The resurrection became the cornerstone of the New Testament message that Jesus was God’s Messiah. He “was born of the seed of David according to the flesh and declared to be the Son of God with power according to the Spirit of holiness, by the resurrection from the dead” (Romans 1:3-4 NKJV). When Paul stood in Athens addressing the pagan Athenians, he sought common ground to proclaim his message to them—an altar to an unknown god, quoting their poets, not quoting the Jewish Scripture—yet the one thing he could not equivocate on was the resurrection, even though Greeks found it to be foolishness (Acts 17:16-34).

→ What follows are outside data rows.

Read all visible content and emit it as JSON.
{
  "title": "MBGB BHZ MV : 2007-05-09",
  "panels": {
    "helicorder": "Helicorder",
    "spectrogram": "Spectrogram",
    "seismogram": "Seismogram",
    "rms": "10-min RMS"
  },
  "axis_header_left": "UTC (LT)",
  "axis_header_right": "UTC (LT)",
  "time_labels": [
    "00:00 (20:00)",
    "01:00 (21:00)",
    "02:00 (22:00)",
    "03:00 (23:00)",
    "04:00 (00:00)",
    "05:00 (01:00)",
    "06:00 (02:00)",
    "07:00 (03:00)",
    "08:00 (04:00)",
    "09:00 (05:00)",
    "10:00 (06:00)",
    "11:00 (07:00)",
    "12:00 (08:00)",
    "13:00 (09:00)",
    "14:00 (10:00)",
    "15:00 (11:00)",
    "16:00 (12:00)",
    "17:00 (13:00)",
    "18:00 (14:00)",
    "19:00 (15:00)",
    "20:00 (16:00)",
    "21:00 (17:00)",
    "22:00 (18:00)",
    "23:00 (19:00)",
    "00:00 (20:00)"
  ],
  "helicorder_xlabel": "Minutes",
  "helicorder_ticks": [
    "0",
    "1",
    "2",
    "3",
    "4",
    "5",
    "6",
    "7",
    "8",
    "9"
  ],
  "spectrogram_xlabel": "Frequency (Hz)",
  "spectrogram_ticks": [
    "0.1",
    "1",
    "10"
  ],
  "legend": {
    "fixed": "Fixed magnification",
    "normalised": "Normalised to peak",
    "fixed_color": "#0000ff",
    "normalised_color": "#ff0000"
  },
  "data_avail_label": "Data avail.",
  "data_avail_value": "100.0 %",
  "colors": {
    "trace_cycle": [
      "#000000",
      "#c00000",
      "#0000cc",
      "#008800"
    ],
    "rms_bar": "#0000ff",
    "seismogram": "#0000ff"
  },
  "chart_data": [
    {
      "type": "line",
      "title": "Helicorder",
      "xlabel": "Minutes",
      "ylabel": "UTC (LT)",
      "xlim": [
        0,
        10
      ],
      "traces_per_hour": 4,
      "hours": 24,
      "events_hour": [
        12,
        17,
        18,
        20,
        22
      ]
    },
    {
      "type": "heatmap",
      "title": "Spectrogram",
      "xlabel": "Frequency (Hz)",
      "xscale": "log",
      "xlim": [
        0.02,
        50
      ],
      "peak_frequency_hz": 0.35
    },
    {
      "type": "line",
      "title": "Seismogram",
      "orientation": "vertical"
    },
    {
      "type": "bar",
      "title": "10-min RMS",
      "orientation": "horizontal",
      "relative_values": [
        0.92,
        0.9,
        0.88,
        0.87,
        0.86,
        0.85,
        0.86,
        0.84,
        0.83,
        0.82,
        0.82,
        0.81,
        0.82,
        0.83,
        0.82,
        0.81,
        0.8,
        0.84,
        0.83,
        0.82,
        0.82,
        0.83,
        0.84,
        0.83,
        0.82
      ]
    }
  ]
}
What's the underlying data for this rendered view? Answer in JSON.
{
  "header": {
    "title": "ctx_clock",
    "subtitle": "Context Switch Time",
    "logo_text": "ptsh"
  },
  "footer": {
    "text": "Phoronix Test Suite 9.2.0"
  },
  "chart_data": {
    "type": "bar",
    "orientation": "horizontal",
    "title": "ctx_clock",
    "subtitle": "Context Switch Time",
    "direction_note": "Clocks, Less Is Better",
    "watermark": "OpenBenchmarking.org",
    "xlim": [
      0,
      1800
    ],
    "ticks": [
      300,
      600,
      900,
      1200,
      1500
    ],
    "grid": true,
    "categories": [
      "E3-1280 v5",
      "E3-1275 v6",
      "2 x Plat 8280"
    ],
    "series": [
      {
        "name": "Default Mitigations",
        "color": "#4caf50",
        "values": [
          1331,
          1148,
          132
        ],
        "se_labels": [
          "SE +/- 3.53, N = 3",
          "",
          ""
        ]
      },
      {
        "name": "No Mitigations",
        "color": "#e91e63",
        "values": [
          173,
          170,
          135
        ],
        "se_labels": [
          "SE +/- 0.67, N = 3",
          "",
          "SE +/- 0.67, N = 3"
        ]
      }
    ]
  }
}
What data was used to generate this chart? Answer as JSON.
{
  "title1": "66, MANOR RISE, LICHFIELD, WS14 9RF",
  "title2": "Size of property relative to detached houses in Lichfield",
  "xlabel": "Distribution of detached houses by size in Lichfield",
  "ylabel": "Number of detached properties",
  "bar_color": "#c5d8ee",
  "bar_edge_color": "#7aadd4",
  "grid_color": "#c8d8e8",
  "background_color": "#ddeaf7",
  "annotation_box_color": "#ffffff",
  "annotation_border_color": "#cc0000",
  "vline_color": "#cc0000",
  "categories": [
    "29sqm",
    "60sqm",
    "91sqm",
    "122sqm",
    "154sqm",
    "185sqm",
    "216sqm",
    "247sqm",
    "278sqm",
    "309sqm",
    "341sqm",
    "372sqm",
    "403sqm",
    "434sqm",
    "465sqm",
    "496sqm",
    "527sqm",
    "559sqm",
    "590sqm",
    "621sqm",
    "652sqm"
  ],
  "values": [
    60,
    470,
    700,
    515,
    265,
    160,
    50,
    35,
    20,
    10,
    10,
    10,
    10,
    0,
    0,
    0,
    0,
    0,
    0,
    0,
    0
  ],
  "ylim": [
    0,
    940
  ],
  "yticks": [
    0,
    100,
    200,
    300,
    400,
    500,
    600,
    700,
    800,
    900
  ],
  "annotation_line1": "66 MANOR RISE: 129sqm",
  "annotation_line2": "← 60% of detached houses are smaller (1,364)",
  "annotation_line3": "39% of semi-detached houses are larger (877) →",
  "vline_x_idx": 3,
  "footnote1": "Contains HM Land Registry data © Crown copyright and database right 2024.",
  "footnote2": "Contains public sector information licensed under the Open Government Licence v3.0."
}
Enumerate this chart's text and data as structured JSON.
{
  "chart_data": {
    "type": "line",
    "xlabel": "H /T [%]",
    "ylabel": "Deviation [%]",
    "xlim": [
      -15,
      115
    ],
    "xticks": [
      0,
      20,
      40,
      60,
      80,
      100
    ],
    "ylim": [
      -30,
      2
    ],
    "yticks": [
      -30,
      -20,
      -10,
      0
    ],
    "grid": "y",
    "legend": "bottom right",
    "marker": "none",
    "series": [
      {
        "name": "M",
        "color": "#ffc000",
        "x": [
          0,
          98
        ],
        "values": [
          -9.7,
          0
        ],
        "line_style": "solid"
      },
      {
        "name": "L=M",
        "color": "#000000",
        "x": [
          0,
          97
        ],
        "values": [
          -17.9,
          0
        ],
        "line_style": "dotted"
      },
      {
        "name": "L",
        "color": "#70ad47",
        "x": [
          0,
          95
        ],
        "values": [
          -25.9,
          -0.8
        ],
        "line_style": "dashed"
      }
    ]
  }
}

The resurrection of Jesus served as God’s promise to those who are faithful that they too will participate in the resurrection at the end of the Age (1 Thessalonians 4:13-18; 1 Corinthians 15). It also provided a powerful reversal. The crucifixion and death of Jesus left the hopes of many shattered (Luke 24:21). While Jesus died fully trusting His good and loving Father, His followers did not share the faith of their master. But God specializes in turning the dark into light, making the impossible possible, and bringing life from death.
In the resurrection of Jesus, God triumphed over the grave. He brought life from death; He turned darkness into light. He gave hope. This is why in the midst of our deepest darkness and despair, we do not lose faith. No matter how dark the night, how devastating the diagnosis, how impossible the situation, God will triumph. He will transform death into life and darkness into light; and so, we have hope. Why? Because Jesus walked out of the tomb.
The Apostle Peter firmly declares the hope we have because of the resurrection: “Blessed be the God and Father of our Lord Jesus Christ, who according to His great mercy has caused us to be born again to a living hope through the resurrection of Jesus Christ from the dead, to obtain an inheritance which is imperishable, undefiled, and will not fade away” (1 Peter 1:3-4 NASB).
Even when we come to the end our lives and face our own death, we have nothing to fear. We have extraordinary hope, for ourselves and our loved ones. Why? Because Jesus walked out of the tomb.
Father, You are our hope. Even in our darkest moments, You bring us light and life, and therefore we trust You. Thank you for the hope we have in the resurrection. Amen.